Life

Welcome return of the ‘heavenly riffraff’ of starlings and their ‘shifting bird-cloud’ to the skies above the Lagan

With starlings and their aerial dance back over Belfast’s Albert Bridge, Stephen Colton reflects on the beauty and mystery of murmurations

Thousands of starlings return to roost under Belfast's Albert Bridge after moves to reduce light pollution. PICTURE: MAL MCCANN
Thousands of starlings return to roost under Belfast's Albert Bridge after moves to reduce light pollution (Mal McCann)

In William Wordsworth’s long autobiographical poem The Prelude we learn of the poet’s deep love for the natural world and his preference for nature as a companion throughout life. His words from the text, “Ye presence of Nature, in the sky / Or in the earth, ye visions of the hills / And the souls of lonely places”, came to mind recently when I learnt of the return of the ‘murmuring’ starlings over Belfast’s River Lagan.

‘Souls’ of lonely places these birds can be, but when in their thousands performing spectacular displays, they transform the evening sky with graceful dance and form. Crowds gathering on the Albert Bridge to welcome the birds back to the city’s skies must give credit to the recently formed Wild Belfast, a conservation body which works to promote and improve biodiversity across the city.

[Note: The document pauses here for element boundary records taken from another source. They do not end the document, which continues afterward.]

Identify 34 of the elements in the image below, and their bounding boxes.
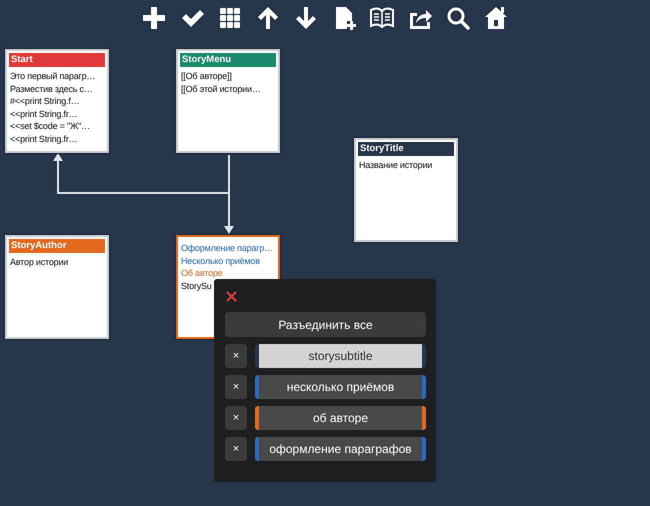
passage-title: StoryMenu: [180, 53, 276, 67]
passage-line: Об авторе: [180, 267, 222, 280]
remove-button[interactable]: ×: [225, 375, 247, 399]
passage-line: <<set $code = "Ж"…: [9, 120, 90, 132]
passage-title: StoryTitle: [358, 142, 454, 156]
passage-line: [[Об этой истории…: [180, 82, 261, 95]
passage-line: Оформление парагр…: [180, 242, 273, 254]
remove-button[interactable]: ×: [225, 437, 247, 461]
passage-line: Несколько приёмов: [180, 254, 260, 267]
passage-line: Название истории: [358, 159, 432, 172]
passage-line: Это первый парагр…: [9, 70, 96, 82]
passage-title: Start: [9, 53, 105, 67]
tag-button[interactable]: storysubtitle: [255, 344, 426, 368]
remove-button[interactable]: ×: [225, 344, 247, 368]
passage-card[interactable]: StoryMenu [[Об авторе]] [[Об этой истории…: [176, 49, 280, 153]
tag-button[interactable]: несколько приёмов: [255, 375, 426, 399]
passage-line: #<<print String.f…: [9, 95, 80, 108]
tag-button[interactable]: об авторе: [255, 406, 426, 430]
passage-card[interactable]: StoryTitle Название истории: [354, 138, 458, 242]
home-icon[interactable]: [483, 4, 509, 32]
passage-line: <<print String.fr…: [9, 108, 78, 120]
passage-card[interactable]: StoryAuthor Автор истории: [5, 235, 109, 339]
unlink-all-button[interactable]: Разъединить все: [225, 312, 426, 337]
plus-icon[interactable]: [141, 4, 167, 32]
passage-card[interactable]: Start Это первый парагр… Разместив здесь с… #<<print String.f… <<print String.fr… <<set $code = "Ж"… <<print String.fr…: [5, 49, 109, 153]
close-icon[interactable]: [226, 291, 237, 302]
passage-line: <<print String.fr…: [9, 132, 78, 145]
tag-button[interactable]: оформление параграфов: [255, 437, 426, 461]
remove-button[interactable]: ×: [225, 406, 247, 430]
passage-title: StoryAuthor: [9, 239, 105, 253]
passage-line: [[Об авторе]]: [180, 70, 232, 82]
passage-line: Автор истории: [9, 256, 68, 268]
passage-line: StorySu: [180, 280, 212, 292]
passage-line: Разместив здесь с…: [9, 82, 93, 95]
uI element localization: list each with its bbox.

They were responsible for encouraging officials to reduce the effects of light pollution from a new lighting system installed under the bridge, where the birds roost, and which was thought to be partly responsible for deterring them.

The starling’s old English name, ‘stare’ or ‘steer’, eventually became starling and is used in Yeats’s poem The Stare’s Nest by My Window where he invites honeybees to “Come build in the empty house of the stare”.

It is over 10 years since I along with others from my local area experienced the joy of witnessing the aerial spectacle of a starling murmuration over a small woodland plantation, outside the village. During those winter months, small flocks of birds, prompted by fading light, were drawn to the roosting site, gradually joined by others before thousands began performing synchronised movements across the sky creating rolling shapes and curved patterns or, as Michael Longley describes, “a shape-Shifting bird-cloud” in his poem Starlings.

Each evening from November through to early spring, the birds arrived above the woodland to produce this piece of theatre for upwards of half an hour before descending in unison, to the seclusion and safety of the trees, as darkness closed in. Many speculate on how huge numbers of birds can move with such precision and speed without colliding and about the signals they use to trigger sudden changes in direction and pace. Ornithologists believe starlings gather in such large numbers to give a sense of safety and security from predators before they roost.

Thousands of starlings return to roost under Belfast's Albert Bridge after moves to reduce light pollution. PICTURE: MAL MCCANN
Starlings perform a murmuration over the River Lagan (Mal McCann)

An example of this regular collective night roosting can also be found in Dublin’s O’Connell Street, by pied wagtails, where the existence of a roost was mentioned by CB Moffat (Irish Naturalists’ Journal, 1931) referencing a note in 1929, by a WJ Williams that, about a hundred pied wagtails were found roosting in a tree amid the noise of the busy traffic and in the full glare of the electric light”.

By 1934, the numbers had risen to 2,000, occupying two trees. With numbers increasing annually, it was thought that by 1950, over 3,000 wagtails were present, occupying three trees. Such communal roosts are commonplace too with the crow family in noisy rookeries, and in heronries, both helping to give protection and benefit to individual birds. This safety in numbers experience is also observed when hundreds of waders and wildfowl are driven skyward by a hunting peregrine or sparrowhawk along coastal mudflats.



The starlings have yet to return to Dromore and perform their aerial dance, but it’s encouraging to know locals and visitors at Belfast’s Albert Bridge will continue to enjoy one of nature’s most spectacular sights, described by Longley again as, “Heavenly riffraff flocking / Before they flap down to roost”.